For corporations, we have 80 per cent of the wages they owe workers affected by Covid-19 covered by government. That's a significant drop in their costs, overnight. For banks, we have unlimited access to emergency liquidity, as well as £330 billion in state-guarantees for loans. Almost unlimited protection from losses for finance. For buy-to-let landlords and home-owners, mortgage payment holidays are available to apply for. That's not all that generous, since the interest still accumulates on those loans, but those bankers must be paid! Finally, landlords in Scotland have also been given extra back-up by the Scottish Government, who agreed with the Scottish Tories to introduce a special interest-free loan for them, so should they struggle to collect rent in coming months, they can access that fund.

Now let's look at the other side of the equation. If you are an employee affected by Coronavirus, you get 80 per cent of your wages covered by government, but that could mean a 20 per cent wage-cut, with many companies saying they will pay workers the payment protection scheme cash and no more. Also, there is no agreement to stop redundancies in return for the huge corporate bailout. Nearly one million people have applied for Universal Credit in two weeks, suggesting workers are being laid off at an alarming rate. UC is being topped up by an extra £1,040 per year for new applicants, but unemployment will remain a sharp financial fall for most. And if you are still on one of the legacy benefits - Jobseekers' Allowance, Income Support and Employment Support Allowance - shockingly the new UC top-up does not apply to you. The self-employed are getting a sizeable bailout, but not until June, and if you happen to be a gig economy contractor for the likes of Uber or Deliveroo and have just seen demand for your pay-per-drop/ride services drop like a stone in the lockdown, then you have to just suck it up.

For all workers, there is no obvious fall in household costs. The rent payments continue - there's no tenant bailout here. No one can be evicted for six months in Scotland, but they can be evicted at the end of the notice-to-quit period, meaning if they don't pay rent now they will have the threat of eviction hanging over them when the six months is up. Debt repayments continue as normal, as do taxes like the Council Tax, in which debts (which incur 10 per cent interest) were already at peak levels in Scotland before this crisis began.
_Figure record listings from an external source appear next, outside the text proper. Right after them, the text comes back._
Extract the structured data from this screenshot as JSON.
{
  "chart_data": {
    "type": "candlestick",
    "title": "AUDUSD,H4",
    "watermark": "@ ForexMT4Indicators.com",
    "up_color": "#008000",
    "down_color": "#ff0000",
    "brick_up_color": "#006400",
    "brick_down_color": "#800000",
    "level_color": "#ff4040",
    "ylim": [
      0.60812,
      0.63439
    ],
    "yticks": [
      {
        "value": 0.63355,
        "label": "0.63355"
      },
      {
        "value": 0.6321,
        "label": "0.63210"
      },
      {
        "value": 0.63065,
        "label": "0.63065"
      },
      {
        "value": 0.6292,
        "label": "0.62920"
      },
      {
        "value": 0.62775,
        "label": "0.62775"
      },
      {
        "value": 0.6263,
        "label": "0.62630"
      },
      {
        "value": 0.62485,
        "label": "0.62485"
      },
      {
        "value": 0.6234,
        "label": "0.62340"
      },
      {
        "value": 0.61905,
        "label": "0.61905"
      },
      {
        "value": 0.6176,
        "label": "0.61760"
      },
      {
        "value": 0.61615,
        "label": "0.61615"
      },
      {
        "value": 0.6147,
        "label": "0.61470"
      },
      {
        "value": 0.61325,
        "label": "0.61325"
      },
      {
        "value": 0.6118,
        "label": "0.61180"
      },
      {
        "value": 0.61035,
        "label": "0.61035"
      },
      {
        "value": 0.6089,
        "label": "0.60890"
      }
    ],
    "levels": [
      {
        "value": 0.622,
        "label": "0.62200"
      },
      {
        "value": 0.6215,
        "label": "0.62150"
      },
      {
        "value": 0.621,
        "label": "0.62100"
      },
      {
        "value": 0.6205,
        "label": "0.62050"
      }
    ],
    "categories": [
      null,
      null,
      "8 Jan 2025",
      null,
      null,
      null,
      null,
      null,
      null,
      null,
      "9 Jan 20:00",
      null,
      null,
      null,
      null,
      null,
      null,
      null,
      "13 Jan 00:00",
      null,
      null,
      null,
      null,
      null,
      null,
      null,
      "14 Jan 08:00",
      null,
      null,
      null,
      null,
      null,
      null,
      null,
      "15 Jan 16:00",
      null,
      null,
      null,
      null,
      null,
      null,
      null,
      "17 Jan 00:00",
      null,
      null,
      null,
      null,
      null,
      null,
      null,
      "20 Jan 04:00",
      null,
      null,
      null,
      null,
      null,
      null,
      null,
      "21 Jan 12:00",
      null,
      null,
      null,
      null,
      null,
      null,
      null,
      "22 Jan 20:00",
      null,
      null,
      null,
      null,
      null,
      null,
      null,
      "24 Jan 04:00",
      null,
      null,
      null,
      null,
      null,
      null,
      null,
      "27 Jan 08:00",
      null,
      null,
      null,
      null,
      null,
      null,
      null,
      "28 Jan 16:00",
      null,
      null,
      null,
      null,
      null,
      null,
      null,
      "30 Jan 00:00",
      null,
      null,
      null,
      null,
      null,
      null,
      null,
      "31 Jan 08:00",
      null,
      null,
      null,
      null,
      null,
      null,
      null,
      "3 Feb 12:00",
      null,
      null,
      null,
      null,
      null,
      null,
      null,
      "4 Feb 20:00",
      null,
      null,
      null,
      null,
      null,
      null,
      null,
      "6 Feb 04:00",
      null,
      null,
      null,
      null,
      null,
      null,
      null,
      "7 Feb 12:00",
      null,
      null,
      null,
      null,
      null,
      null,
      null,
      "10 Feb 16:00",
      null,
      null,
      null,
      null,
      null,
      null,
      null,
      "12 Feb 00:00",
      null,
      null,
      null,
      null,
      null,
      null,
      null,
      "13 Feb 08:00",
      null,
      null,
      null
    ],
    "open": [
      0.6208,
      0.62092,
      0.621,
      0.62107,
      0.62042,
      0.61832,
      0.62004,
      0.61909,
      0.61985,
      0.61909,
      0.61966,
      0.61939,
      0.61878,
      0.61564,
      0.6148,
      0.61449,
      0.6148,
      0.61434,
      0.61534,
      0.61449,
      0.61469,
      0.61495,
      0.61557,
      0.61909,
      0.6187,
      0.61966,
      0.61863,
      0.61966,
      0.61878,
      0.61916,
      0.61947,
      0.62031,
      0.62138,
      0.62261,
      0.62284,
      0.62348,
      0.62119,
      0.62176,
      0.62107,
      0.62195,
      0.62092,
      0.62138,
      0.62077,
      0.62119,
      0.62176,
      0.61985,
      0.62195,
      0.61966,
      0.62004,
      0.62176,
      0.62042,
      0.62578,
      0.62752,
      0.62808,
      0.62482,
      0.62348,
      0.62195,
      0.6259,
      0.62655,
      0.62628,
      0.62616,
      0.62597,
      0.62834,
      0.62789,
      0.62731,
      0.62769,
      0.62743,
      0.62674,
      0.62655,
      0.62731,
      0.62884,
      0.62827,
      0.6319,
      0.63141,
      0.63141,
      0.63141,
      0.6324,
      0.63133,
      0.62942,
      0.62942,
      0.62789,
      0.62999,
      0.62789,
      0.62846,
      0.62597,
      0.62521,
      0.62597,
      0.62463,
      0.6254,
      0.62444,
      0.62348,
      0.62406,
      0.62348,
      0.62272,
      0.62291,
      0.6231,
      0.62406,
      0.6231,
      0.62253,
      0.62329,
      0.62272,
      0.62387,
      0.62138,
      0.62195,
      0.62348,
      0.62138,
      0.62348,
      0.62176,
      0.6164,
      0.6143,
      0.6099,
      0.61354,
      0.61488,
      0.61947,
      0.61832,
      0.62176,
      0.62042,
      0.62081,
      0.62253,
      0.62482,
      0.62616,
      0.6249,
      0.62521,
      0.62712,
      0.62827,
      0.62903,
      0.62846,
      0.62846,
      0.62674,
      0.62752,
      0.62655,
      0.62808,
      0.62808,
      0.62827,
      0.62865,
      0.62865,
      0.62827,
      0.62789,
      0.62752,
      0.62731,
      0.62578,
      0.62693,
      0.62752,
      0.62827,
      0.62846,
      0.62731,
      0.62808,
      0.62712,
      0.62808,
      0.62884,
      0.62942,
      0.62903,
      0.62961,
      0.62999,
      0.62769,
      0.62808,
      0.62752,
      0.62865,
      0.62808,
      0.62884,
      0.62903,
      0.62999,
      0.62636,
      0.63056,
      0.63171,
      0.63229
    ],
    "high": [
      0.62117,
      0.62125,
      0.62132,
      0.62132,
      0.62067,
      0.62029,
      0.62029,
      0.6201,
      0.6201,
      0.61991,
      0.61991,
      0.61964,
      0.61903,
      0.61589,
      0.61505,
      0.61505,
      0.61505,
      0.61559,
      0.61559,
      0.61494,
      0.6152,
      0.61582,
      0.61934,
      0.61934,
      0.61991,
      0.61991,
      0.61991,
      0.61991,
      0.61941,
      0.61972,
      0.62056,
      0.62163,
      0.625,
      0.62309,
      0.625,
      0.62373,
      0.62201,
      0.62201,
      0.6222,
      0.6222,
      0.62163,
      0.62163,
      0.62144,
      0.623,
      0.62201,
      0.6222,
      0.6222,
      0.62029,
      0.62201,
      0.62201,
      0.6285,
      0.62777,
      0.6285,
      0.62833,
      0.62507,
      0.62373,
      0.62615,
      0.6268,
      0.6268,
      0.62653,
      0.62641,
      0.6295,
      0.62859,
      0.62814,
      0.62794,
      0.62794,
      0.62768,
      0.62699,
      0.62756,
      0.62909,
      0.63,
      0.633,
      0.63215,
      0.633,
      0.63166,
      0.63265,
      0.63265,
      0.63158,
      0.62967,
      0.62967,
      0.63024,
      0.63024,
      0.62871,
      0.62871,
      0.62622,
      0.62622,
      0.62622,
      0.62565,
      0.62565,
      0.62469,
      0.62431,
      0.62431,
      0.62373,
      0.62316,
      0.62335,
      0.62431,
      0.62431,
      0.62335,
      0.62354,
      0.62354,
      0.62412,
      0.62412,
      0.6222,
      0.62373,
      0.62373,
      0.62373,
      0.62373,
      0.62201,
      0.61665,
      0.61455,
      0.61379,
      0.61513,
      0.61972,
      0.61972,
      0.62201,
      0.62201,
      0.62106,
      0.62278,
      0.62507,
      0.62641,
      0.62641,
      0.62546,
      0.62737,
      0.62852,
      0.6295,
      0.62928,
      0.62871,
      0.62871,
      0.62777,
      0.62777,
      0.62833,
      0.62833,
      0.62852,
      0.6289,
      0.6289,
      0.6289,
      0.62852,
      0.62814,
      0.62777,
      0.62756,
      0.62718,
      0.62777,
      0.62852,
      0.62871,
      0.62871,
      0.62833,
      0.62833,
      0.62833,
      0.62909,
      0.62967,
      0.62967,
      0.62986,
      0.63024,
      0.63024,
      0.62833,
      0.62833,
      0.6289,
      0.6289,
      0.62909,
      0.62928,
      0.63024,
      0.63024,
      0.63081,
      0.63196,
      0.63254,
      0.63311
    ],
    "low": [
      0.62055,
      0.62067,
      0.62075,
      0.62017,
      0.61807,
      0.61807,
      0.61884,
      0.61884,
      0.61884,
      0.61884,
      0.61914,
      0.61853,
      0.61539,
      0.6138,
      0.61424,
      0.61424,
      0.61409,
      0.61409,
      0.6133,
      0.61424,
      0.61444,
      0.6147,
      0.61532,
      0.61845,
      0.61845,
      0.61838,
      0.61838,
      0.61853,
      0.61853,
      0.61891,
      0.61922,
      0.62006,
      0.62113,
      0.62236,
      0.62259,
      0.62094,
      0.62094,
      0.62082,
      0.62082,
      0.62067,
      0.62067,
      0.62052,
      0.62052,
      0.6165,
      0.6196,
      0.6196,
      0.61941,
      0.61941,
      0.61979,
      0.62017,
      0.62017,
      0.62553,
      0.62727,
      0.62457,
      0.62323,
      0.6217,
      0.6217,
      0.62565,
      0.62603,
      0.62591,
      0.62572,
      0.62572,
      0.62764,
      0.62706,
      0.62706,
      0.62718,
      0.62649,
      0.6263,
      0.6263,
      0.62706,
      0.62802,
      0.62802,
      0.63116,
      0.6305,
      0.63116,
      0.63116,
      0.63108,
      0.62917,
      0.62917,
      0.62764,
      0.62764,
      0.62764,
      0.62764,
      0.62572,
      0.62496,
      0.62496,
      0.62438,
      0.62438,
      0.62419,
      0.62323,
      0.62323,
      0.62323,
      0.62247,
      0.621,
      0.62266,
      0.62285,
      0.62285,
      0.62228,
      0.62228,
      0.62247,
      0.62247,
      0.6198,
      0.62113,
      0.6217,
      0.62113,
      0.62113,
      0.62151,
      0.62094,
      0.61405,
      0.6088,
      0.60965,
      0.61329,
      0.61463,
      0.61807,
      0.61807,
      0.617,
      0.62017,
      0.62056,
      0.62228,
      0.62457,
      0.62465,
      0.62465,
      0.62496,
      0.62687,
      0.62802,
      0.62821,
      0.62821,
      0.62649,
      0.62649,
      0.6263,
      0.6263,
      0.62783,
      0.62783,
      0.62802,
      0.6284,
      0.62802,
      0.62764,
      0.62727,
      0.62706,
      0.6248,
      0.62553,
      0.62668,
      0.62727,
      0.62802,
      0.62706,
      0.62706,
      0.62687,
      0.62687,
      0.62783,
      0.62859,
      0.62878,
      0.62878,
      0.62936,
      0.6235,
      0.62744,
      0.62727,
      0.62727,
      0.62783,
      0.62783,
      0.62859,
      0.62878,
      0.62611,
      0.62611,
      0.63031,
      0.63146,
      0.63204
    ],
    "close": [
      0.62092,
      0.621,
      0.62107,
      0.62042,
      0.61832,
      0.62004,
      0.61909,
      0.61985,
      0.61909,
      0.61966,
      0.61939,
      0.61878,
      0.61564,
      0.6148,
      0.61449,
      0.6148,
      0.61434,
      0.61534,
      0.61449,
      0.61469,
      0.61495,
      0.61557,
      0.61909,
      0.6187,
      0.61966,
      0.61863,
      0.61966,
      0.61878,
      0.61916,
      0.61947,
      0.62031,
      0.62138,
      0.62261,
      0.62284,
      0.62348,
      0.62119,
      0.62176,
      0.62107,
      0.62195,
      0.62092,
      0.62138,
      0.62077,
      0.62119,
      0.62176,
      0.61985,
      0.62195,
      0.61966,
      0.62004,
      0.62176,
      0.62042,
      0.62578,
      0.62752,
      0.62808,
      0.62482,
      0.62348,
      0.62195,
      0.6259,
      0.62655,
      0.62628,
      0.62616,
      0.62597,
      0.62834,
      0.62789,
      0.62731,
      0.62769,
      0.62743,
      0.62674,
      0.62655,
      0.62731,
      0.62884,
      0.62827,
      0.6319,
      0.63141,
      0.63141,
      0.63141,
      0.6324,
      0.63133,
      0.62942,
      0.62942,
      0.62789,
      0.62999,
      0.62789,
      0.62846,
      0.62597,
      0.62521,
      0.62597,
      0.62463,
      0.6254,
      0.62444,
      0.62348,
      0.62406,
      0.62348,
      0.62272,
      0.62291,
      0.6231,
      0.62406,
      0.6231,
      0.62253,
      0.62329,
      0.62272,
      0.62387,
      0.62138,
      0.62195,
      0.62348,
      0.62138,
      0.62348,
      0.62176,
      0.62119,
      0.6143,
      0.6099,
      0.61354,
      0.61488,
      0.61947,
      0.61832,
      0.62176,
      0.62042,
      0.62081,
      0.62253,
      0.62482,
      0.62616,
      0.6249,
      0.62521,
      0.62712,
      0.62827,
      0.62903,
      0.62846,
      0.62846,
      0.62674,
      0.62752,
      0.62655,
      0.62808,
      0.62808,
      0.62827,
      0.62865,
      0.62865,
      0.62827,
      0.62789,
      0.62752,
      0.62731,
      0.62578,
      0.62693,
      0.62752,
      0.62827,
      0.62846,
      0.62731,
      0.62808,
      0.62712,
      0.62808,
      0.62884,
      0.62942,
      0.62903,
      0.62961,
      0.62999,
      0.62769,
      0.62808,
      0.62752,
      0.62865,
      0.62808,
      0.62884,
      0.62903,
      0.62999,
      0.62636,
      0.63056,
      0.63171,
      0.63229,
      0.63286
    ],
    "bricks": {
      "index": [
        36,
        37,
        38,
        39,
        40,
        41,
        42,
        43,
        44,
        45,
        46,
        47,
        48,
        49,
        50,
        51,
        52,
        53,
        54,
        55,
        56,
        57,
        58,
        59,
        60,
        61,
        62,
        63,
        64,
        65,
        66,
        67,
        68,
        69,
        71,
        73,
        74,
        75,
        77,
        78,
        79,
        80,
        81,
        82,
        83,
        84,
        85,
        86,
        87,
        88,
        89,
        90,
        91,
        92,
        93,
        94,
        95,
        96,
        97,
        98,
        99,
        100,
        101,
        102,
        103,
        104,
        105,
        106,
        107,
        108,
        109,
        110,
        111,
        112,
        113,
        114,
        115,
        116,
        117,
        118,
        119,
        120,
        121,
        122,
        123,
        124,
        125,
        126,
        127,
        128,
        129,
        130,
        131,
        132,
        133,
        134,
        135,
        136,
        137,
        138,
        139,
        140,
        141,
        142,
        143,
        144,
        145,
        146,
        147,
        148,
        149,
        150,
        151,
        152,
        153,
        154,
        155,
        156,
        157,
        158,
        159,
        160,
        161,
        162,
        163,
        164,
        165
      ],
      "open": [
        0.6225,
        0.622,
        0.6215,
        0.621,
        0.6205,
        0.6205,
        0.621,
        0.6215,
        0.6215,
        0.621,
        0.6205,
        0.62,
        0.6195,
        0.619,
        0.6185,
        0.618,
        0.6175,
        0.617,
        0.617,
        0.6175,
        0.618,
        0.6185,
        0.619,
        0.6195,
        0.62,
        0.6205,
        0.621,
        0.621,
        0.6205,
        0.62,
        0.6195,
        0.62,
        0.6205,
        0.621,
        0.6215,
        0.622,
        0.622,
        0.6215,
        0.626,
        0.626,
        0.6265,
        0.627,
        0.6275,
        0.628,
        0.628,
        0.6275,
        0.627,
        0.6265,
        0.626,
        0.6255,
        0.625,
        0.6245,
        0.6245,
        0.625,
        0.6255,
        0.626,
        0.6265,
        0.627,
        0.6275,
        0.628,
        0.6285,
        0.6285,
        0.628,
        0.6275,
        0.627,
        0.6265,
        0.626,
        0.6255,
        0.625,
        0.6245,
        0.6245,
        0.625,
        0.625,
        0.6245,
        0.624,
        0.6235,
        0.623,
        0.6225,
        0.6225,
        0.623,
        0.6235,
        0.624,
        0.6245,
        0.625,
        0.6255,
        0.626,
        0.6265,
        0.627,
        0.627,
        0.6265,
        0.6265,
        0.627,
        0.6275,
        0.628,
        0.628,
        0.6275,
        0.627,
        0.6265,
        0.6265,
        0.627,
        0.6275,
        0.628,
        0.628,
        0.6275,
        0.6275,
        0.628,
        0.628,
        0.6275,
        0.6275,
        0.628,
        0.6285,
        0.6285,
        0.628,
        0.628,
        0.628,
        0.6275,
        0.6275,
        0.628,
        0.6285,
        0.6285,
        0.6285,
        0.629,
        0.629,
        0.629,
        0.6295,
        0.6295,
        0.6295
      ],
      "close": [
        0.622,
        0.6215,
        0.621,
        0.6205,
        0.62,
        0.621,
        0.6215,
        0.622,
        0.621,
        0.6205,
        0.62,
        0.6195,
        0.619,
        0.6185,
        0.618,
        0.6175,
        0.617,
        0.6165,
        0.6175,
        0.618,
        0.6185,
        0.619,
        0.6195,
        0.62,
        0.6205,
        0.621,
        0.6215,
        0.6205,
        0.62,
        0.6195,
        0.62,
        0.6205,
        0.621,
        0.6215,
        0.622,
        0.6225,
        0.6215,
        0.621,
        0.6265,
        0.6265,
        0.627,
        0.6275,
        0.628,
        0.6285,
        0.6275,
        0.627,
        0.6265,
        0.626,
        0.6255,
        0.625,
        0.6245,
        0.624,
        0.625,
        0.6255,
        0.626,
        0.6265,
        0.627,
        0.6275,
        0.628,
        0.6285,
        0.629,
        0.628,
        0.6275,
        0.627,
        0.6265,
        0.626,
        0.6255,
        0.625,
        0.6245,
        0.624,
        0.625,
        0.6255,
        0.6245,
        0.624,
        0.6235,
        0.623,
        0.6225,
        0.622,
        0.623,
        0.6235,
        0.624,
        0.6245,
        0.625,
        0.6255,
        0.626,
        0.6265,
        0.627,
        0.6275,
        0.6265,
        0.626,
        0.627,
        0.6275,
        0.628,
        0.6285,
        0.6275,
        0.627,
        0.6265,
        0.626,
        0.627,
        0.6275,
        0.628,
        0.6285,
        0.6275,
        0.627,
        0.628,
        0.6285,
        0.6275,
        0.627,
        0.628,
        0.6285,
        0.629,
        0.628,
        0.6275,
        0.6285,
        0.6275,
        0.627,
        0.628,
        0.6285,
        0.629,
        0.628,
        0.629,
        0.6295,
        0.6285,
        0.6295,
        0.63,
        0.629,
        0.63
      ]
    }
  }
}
It is possible that you can get support for your electricity bills if you are self-isolating, but the government advice is vague: payments can be "reassessed, reduced or paused".
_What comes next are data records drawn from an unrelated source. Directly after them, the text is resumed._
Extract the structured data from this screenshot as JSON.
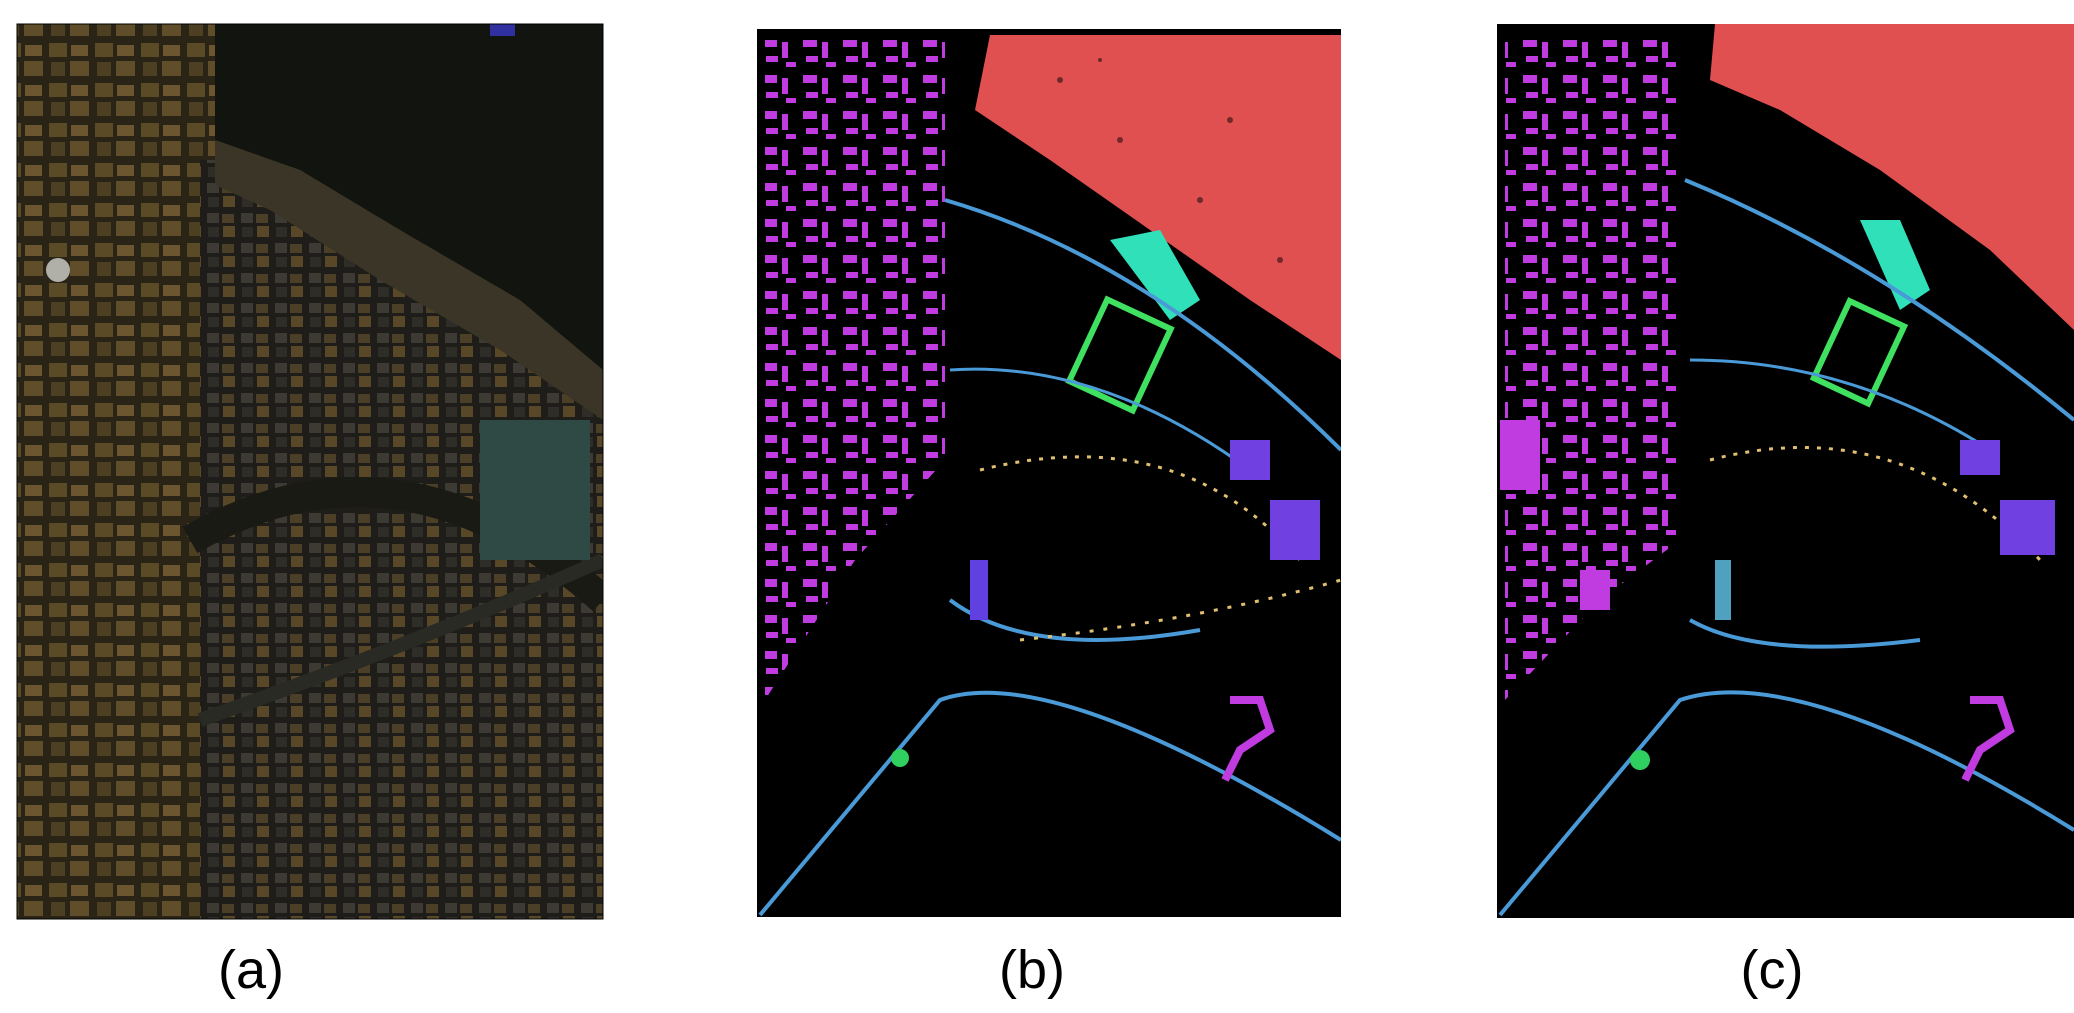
{
  "panels": [
    {
      "label": "(a)"
    },
    {
      "label": "(b)"
    },
    {
      "label": "(c)"
    }
  ]
}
So let's tally it up: there's an employer bailout, but no employee job guarantee. Creditors get unlimited protection, but debtors keep paying. There's a landlord fund, but no tenant bailout or fund. That looks an awfully lot like a one-sided version of 'all in it together' to me. As Laurie Macfarlane explains in a superb piece on the economics of the government's response: "What is being presented as a bailout for working people is, in practice, a bailout for the wealthy".
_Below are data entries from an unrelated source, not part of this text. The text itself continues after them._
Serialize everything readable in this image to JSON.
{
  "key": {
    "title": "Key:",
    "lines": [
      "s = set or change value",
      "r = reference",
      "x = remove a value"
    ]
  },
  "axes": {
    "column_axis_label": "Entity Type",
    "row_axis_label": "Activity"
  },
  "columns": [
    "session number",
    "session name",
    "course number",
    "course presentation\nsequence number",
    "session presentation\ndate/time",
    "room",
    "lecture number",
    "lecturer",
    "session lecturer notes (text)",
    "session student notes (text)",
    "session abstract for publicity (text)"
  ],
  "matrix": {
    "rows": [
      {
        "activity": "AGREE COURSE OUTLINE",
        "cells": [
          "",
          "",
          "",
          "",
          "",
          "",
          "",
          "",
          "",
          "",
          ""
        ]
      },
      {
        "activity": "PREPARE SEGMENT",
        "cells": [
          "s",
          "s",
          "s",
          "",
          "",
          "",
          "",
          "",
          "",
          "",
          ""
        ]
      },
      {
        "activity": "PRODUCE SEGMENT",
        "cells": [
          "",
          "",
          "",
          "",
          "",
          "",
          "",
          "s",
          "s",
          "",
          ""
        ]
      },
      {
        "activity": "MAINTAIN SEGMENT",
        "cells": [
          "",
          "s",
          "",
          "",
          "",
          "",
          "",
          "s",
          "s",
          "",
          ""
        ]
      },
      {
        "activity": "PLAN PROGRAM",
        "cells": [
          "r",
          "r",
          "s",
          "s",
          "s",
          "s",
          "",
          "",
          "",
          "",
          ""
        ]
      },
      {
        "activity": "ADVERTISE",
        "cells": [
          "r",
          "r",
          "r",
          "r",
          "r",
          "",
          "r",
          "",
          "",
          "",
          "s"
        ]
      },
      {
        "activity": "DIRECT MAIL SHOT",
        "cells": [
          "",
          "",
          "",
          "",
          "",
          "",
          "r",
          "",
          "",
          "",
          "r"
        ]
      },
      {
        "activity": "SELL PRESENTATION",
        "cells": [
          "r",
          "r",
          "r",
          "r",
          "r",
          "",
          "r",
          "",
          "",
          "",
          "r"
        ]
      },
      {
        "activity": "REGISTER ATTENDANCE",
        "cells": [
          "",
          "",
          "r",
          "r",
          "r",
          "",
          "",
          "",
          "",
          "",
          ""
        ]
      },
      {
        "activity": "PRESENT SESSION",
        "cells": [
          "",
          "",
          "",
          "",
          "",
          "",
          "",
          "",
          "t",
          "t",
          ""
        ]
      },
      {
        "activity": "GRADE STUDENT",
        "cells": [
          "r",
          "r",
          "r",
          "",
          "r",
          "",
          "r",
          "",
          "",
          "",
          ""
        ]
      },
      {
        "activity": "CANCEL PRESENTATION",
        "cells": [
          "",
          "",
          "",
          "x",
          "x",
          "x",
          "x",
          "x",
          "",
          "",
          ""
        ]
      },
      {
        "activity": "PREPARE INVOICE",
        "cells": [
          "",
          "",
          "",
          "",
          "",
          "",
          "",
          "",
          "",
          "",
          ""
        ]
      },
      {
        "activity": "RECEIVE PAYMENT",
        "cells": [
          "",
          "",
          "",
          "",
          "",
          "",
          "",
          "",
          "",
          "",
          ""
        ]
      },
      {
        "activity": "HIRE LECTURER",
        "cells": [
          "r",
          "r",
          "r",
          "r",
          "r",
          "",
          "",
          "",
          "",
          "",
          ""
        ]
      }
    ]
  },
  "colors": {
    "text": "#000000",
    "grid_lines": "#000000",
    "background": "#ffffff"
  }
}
He explains: "The income streams for the ownership class — rents, interest and corporate income — are protected. But crucially, because the discretionary spending of the rich has collapsed (they are no longer going to nice restaurants or spending money on holidays), they will now have much more money left over each month. So while the bank balances of working people will shrink over the coming months, the bank balances of the asset owning rich will increase dramatically."

This will not do. We do not enter our new pandemic age out of a vacuum. A study of wealth inequality in the two years prior to Covid-19 found that the wealth of the UK's richest 10 per cent had risen four times faster than the poorest 10 per cent in just those 24 months. The ONS study found the poorest 10 per cent had debts three times greater than their assets, while the richest 10 per cent had accrued wealth 35 times larger than their total debts. What group really needs a bailout now, and which doesn't? We're still waiting on that rare thing - the people's bailout.